I think somewhere in the last couple of decades a meanness and paranoia crept into our collective consciousness, because why else would you even want to have weapons around? Fetishizing products made to deliver death is a terrible symbol for kids, who are just learning about conflict resolution. And the dangers requiring “protection” from are overstated. Even the cities have gotten inexplicably and dramatically safer, yet many of these 2nd amendment dead enders fantasize about protecting themselves and their property from intruders. And if that is your way of thinking, are you really comfortable with delivering a death penalty for someone who wants to steal your television? A women actually shot up a Home Depot this week trying to stop two shoplifters. Did she really think she could get past the guilt of killing a man for stealing? I’ll take my chances with calling 911.

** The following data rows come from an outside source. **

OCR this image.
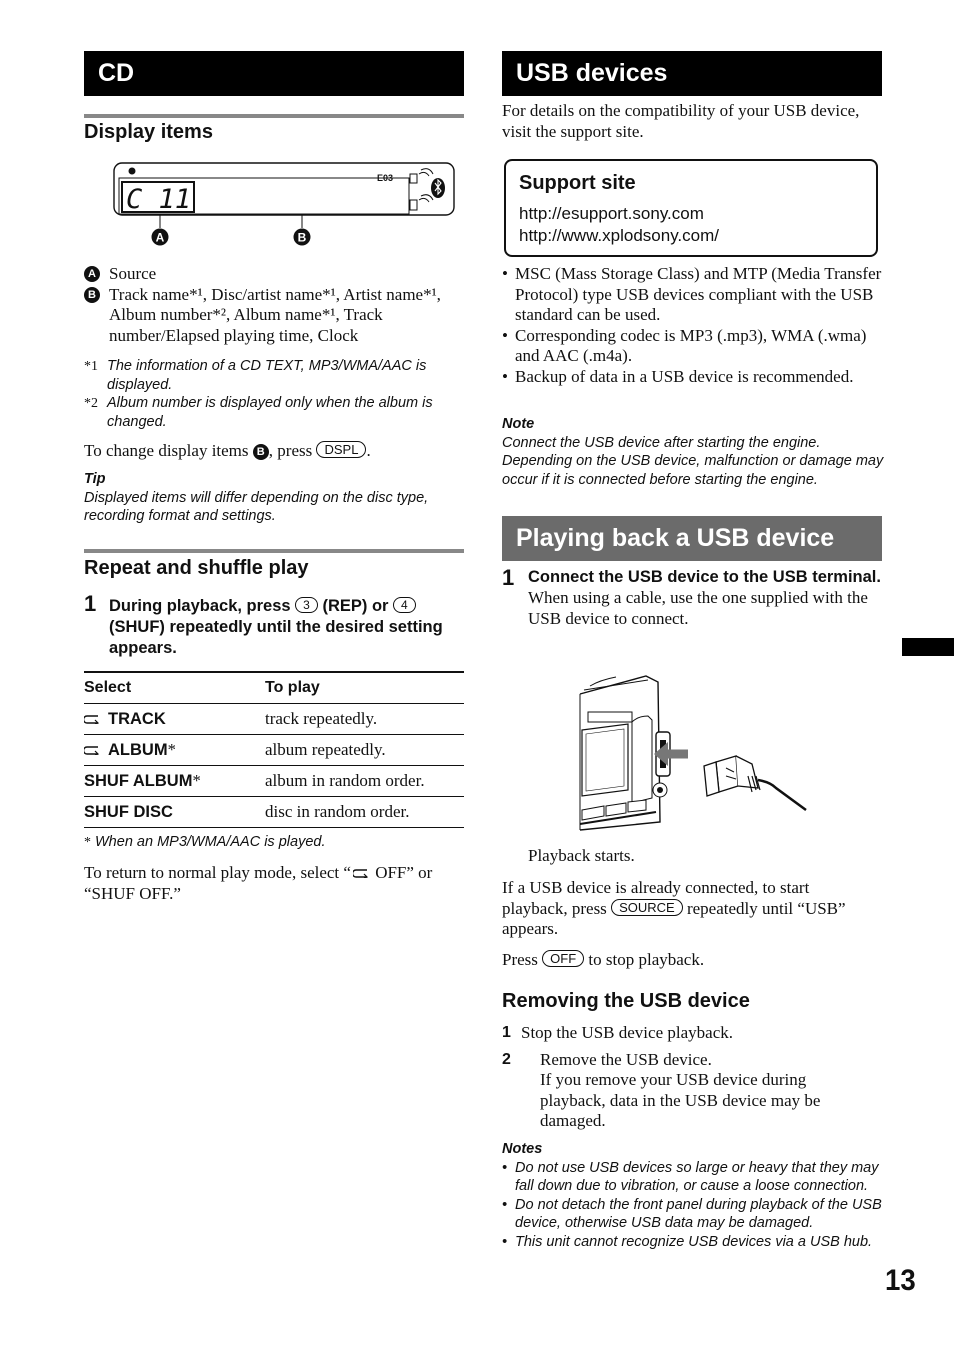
CD
Display items
C 11
E03
A	B
A Source
B Track name*¹, Disc/artist name*¹, Artist name*¹, Album number*², Album name*¹, Track number/Elapsed playing time, Clock
*1 The information of a CD TEXT, MP3/WMA/AAC is displayed.
*2 Album number is displayed only when the album is changed.
To change display items B , press DSPL .
Tip
Displayed items will differ depending on the disc type, recording format and settings.
Repeat and shuffle play
1 During playback, press 3 (REP) or 4 (SHUF) repeatedly until the desired setting appears.
Select	To play
TRACK	track repeatedly.
ALBUM*	album repeatedly.
SHUF ALBUM*	album in random order.
SHUF DISC	disc in random order.
* When an MP3/WMA/AAC is played.
To return to normal play mode, select “ OFF” or “SHUF OFF.”
USB devices
For details on the compatibility of your USB device, visit the support site.
Support site
http://esupport.sony.com
http://www.xplodsony.com/
• MSC (Mass Storage Class) and MTP (Media Transfer Protocol) type USB devices compliant with the USB standard can be used.
• Corresponding codec is MP3 (.mp3), WMA (.wma) and AAC (.m4a).
• Backup of data in a USB device is recommended.
Note
Connect the USB device after starting the engine. Depending on the USB device, malfunction or damage may occur if it is connected before starting the engine.
Playing back a USB device
1 Connect the USB device to the USB terminal.
When using a cable, use the one supplied with the USB device to connect.
Playback starts.
If a USB device is already connected, to start playback, press SOURCE repeatedly until “USB” appears.
Press OFF to stop playback.
Removing the USB device
1 Stop the USB device playback.
2	Remove the USB device.
If you remove your USB device during playback, data in the USB device may be damaged.
Notes
• Do not use USB devices so large or heavy that they may fall down due to vibration, or cause a loose connection.
• Do not detach the front panel during playback of the USB device, otherwise USB data may be damaged.
• This unit cannot recognize USB devices via a USB hub.
13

But as heated up about guns as I am right now, I also feel like it is a symptom. And even the kind of gun reform I wholeheartedly support wouldn’t fix the root, which is a kind of epidemic of alienation. We are alienated from our neighbors, communities and especially ourselves. And only by healing that wound do we even stand a chance.
How does that happen? I have no idea, but I am inspired by the words of the great Grace Lee Boggs, who recently died after 100 years on this earth. A committed activist, she did the work, but she also saw the big picture. She said, “The only way to survive is by taking care of one another.” And I am taking that to heart.